FIG. 1 is a block diagram illustrating a configuration of a serial data transfer controller according to a first embodiment of the present invention and a CPU that controls the controller.

FIG. 2 is a block diagram illustrating a connection example between a host and a terminal.

3A and 3B are diagrams illustrating a configuration of a general data frame format, where FIG. 3A illustrates a case where a parity error does not occur, and FIG. 3B illustrates a case where a parity error occurs.

FIG. 4 is a block diagram showing a configuration of a serial data transfer controller according to a second embodiment of the present invention and a CPU for controlling the serial data transfer controller;

FIG. 5 is a block diagram showing a configuration of a conventional serial data transfer controller and a CPU for controlling the configuration.

[Explanation of symbols]

 REFERENCE SIGNS LIST 10 CPU 11 reception unit 12 reception control circuit 13 reception shifter 14 reception buffer 15 parity check circuit 16 error timing generation circuit 17 interrupt generation circuit 21 transmission unit 22 transmission control circuit 23 transmission buffer 24 transmission shifter 31 port unit 32 input buffer 33 OR Gate 34 output buffer

──────────────────────────────────────────────────の Continued on the front page (51) Int.Cl. ⁶ Identification code FI H04L 25/40 H04L 25/40 E

Claims (10)

[Claims] 1. A receiving buffer for converting serial input data into parallel data, and a parity error signal is transmitted to a transmitting side which transmitted the serial input data when a parity error of the serial input data was detected by detecting a parity error of the serial input data. A serial data transfer controller having a receiving unit provided with a parity check circuit unit, wherein when the receiving buffer overflows, a signal indicating that the receiving buffer has overflowed is sent to the transmitting side instead of the parity error signal.
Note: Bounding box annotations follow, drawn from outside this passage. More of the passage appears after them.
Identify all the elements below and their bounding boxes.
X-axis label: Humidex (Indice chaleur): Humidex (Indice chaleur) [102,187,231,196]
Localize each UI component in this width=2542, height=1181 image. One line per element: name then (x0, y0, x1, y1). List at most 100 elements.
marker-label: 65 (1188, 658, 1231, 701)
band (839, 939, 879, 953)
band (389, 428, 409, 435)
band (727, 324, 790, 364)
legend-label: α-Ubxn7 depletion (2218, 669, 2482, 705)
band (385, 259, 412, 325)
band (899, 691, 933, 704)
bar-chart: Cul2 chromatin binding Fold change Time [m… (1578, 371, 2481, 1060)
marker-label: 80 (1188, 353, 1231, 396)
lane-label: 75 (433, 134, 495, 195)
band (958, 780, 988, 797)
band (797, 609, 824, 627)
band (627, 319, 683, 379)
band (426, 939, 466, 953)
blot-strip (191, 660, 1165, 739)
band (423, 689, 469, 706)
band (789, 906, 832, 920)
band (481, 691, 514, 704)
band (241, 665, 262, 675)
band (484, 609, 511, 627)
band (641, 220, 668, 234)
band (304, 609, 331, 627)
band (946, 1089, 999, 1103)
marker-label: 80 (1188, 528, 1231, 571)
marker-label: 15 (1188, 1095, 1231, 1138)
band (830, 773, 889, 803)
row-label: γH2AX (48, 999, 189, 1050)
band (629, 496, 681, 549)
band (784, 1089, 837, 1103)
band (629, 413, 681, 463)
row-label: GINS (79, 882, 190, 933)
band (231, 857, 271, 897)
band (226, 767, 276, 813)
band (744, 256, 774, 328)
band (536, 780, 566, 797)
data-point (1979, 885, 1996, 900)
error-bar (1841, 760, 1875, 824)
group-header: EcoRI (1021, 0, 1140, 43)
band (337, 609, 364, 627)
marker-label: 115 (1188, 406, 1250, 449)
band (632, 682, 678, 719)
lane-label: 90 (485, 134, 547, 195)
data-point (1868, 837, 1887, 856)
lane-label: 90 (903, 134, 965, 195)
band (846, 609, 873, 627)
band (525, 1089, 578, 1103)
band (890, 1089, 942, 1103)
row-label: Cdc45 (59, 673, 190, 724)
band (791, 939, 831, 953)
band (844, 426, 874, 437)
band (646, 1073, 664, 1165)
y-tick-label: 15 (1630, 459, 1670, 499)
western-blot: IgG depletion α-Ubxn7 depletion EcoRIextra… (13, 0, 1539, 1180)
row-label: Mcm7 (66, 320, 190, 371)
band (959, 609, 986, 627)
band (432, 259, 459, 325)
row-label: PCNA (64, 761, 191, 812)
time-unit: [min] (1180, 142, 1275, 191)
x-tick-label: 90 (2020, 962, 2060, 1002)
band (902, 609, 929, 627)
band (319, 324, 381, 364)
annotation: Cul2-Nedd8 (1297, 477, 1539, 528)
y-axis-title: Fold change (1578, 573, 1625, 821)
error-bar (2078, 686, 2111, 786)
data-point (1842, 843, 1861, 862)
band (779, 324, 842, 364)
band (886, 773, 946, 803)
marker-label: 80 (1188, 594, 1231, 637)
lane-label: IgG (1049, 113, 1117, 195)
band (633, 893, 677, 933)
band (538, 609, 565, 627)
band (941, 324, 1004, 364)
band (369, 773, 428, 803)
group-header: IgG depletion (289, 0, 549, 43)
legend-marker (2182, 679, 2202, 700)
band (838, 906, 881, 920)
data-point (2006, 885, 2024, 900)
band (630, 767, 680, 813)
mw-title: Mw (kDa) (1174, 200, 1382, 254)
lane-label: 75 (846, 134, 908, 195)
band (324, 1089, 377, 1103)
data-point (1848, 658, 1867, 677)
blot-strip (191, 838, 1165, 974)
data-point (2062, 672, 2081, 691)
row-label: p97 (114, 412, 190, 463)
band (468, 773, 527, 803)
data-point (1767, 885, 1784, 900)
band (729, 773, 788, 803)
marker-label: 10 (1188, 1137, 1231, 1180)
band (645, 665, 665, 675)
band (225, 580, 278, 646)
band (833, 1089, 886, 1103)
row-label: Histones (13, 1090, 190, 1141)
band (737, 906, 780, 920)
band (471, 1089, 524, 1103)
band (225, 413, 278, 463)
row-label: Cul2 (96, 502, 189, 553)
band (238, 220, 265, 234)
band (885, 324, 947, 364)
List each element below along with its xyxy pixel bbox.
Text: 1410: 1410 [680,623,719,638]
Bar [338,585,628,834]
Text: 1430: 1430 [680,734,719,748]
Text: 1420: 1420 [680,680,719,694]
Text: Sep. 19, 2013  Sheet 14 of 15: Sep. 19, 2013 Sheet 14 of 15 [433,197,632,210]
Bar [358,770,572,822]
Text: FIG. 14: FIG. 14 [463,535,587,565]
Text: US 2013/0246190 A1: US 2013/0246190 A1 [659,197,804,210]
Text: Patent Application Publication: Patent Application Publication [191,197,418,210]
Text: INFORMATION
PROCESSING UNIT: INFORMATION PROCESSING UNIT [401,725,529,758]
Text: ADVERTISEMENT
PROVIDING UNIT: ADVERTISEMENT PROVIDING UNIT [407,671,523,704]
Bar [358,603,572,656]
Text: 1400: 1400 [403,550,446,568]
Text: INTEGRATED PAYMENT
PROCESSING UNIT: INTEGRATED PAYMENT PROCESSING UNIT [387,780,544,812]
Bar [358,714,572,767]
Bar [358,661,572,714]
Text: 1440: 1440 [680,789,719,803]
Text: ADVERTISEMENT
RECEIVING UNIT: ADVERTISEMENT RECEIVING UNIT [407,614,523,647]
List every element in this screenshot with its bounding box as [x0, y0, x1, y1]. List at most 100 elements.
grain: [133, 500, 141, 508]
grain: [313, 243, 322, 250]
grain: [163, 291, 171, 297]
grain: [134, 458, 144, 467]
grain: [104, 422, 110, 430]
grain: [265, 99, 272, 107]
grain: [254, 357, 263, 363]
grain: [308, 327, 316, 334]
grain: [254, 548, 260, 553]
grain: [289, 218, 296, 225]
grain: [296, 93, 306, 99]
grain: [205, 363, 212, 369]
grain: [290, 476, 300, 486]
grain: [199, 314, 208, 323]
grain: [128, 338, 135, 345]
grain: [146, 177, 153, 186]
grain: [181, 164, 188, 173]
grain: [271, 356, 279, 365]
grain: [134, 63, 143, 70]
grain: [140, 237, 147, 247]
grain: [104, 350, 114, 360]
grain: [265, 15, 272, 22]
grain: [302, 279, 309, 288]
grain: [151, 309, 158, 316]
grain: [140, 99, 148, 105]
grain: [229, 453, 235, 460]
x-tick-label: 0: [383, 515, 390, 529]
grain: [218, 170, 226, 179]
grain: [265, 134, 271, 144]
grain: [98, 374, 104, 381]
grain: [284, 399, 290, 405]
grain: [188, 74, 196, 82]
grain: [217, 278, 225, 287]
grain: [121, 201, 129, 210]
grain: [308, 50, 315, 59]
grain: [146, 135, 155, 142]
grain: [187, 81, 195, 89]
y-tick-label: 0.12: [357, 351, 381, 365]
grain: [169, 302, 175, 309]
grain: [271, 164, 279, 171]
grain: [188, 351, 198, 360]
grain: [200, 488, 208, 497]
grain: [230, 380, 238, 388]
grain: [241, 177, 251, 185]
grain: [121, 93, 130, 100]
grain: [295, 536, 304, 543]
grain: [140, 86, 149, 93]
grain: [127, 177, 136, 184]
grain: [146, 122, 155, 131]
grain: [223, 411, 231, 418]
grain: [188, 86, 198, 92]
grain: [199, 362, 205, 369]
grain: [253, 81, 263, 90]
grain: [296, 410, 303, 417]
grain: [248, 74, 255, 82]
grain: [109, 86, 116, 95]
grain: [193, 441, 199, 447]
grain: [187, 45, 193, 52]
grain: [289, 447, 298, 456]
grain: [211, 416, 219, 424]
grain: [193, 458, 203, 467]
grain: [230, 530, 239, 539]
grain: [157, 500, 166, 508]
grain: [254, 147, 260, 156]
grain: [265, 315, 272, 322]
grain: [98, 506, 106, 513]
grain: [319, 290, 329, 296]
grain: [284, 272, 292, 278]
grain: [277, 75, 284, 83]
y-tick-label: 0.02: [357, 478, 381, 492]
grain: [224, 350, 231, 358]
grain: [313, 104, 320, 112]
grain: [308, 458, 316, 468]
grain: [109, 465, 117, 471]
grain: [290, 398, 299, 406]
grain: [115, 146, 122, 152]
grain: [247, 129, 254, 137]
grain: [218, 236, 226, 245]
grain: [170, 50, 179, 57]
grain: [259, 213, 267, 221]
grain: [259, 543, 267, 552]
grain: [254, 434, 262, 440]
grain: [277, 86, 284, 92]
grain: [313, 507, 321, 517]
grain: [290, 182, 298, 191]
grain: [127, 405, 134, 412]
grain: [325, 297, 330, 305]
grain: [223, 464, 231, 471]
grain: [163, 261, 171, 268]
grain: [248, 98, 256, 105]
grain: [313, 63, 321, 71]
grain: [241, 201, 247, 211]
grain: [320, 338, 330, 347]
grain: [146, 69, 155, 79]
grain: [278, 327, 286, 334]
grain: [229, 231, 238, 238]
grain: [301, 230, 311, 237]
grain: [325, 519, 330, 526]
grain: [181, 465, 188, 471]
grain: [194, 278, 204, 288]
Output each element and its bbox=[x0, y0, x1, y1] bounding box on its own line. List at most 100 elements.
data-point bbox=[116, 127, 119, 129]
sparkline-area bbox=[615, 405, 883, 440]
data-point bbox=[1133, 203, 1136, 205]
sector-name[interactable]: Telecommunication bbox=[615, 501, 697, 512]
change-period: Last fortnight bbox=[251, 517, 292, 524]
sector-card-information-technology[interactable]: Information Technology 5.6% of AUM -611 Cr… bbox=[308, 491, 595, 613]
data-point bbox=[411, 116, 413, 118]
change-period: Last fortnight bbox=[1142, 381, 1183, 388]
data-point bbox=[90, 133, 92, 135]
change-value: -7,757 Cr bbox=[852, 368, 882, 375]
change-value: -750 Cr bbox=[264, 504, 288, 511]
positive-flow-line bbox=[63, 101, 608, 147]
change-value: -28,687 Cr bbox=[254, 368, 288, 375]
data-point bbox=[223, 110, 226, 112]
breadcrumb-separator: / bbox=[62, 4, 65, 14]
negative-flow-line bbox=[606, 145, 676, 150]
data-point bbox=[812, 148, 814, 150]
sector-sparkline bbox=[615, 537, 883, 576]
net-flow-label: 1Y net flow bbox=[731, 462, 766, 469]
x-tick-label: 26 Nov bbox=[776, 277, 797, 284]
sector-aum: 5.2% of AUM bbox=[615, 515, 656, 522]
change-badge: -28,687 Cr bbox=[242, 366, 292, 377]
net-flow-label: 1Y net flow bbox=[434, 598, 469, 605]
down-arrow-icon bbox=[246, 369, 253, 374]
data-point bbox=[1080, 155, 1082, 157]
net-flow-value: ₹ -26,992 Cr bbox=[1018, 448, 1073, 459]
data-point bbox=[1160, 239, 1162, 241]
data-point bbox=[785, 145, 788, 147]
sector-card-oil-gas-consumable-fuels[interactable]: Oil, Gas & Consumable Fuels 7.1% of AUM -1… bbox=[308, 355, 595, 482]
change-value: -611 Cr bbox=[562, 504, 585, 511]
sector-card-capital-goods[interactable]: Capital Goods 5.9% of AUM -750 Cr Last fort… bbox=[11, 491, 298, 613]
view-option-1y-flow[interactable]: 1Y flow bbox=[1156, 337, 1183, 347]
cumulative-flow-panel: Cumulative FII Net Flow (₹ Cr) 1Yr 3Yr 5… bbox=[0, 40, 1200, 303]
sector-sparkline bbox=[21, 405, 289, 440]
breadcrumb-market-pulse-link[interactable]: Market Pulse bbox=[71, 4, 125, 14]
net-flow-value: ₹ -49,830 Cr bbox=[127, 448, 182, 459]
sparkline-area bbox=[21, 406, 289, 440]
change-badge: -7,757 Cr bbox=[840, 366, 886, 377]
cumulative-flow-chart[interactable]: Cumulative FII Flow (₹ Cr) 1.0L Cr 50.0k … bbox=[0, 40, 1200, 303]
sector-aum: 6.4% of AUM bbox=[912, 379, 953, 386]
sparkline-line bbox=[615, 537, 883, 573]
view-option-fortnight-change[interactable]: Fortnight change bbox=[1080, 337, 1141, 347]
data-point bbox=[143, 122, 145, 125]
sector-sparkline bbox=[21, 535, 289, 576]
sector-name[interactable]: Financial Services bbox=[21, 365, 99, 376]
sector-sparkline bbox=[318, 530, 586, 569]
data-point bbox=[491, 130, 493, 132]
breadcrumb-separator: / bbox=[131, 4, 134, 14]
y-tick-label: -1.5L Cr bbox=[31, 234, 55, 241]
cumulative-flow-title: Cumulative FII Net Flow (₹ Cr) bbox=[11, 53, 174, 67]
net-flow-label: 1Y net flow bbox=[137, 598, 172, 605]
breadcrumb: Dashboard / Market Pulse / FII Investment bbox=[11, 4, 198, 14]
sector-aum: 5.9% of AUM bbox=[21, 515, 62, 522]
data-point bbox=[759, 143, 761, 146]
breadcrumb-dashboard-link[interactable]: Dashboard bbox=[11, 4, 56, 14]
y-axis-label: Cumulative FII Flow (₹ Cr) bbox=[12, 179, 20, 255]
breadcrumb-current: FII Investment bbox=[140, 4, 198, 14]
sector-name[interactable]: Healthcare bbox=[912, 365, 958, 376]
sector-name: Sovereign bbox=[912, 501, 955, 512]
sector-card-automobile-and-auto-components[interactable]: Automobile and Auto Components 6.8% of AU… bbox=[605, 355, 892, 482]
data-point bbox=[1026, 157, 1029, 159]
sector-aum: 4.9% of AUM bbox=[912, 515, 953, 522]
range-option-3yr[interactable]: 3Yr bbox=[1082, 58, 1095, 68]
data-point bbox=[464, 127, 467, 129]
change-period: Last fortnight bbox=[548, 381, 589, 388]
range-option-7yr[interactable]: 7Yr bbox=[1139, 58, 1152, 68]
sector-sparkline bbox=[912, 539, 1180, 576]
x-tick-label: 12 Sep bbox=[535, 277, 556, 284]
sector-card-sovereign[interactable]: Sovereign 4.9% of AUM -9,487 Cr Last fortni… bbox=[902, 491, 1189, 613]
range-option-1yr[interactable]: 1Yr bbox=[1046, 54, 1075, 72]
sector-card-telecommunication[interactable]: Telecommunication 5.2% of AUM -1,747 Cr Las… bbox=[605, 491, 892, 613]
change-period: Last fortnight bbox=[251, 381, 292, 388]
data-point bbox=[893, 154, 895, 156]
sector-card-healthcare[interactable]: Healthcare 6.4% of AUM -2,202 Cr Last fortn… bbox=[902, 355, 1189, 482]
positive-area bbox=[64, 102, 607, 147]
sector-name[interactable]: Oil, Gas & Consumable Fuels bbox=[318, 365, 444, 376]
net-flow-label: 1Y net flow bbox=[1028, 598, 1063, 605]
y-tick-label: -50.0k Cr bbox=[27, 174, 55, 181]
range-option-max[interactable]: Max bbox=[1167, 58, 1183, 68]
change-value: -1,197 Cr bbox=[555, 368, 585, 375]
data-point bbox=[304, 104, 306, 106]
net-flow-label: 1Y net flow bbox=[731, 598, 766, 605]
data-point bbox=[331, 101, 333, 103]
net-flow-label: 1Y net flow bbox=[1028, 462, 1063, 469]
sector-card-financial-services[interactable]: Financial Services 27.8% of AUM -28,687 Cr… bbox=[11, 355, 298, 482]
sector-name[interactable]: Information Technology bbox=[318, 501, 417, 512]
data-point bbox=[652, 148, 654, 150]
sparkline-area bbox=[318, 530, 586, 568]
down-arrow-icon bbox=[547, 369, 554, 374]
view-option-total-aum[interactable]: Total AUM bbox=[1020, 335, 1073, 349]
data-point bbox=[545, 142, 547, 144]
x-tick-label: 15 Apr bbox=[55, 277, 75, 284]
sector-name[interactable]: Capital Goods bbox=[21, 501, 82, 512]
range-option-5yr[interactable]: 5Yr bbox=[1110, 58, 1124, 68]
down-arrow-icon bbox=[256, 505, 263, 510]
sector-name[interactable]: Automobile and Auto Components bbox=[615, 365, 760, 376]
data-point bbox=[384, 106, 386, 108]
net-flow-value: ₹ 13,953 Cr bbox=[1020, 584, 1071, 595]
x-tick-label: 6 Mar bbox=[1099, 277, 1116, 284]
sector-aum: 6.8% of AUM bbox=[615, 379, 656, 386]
A serial data transfer controller, characterized in that: 2. The apparatus according to claim 1, further comprising: a counting section for counting the number of times the reception buffer overflows, wherein when the counting by the counting section reaches a predetermined number, an interrupt signal is generated to a host device on the receiving side. 2. The serial data transfer controller according to 1. 3. The system according to claim 1, wherein said higher-level device is a DMA.
Or the serial data transfer controller according to any one of 2. 4. An IC card comprising the serial data transfer controller according to claim 1. 5. An IC card having the serial data transfer controller according to claim 1 and a transmission / reception function and having a function as a host. 6. A receiving buffer for temporarily storing received data and transferring it to a host device, an overflow detecting circuit for generating an overflow signal when the receiving buffer overflows, and a parity error detecting circuit for detecting a parity error of the received data. A receiving unit including a parity error notifying circuit that notifies a transmitting side of a parity error signal when the parity error detecting circuit detects a parity error; and a transmitting side that retransmits data when receiving the parity error notification from the receiving side. And a selector for selecting the transmission serial data and the overflow signal or the parity error signal, wherein the parity error notification circuit replaces the parity error signal. The cell Serial data transfer controller and notifies the sender of the output connectors. 7. The apparatus according to claim 1, further comprising a counting unit for counting the number of times the reception buffer overflows, wherein an interrupt signal is generated to a higher-level device on the receiving side when the count by the counting unit reaches a predetermined number. 7. The serial data transfer controller according to item 6. 8. The system according to claim 6, wherein said higher-level device is a DMA.
Or a serial data transfer controller according to any one of claims 7 to 7. 9. An IC card comprising the serial data transfer controller according to claim 6. 10. An IC card having the serial data transfer controller according to claim 6 and a transmission / reception function and having a function as a host.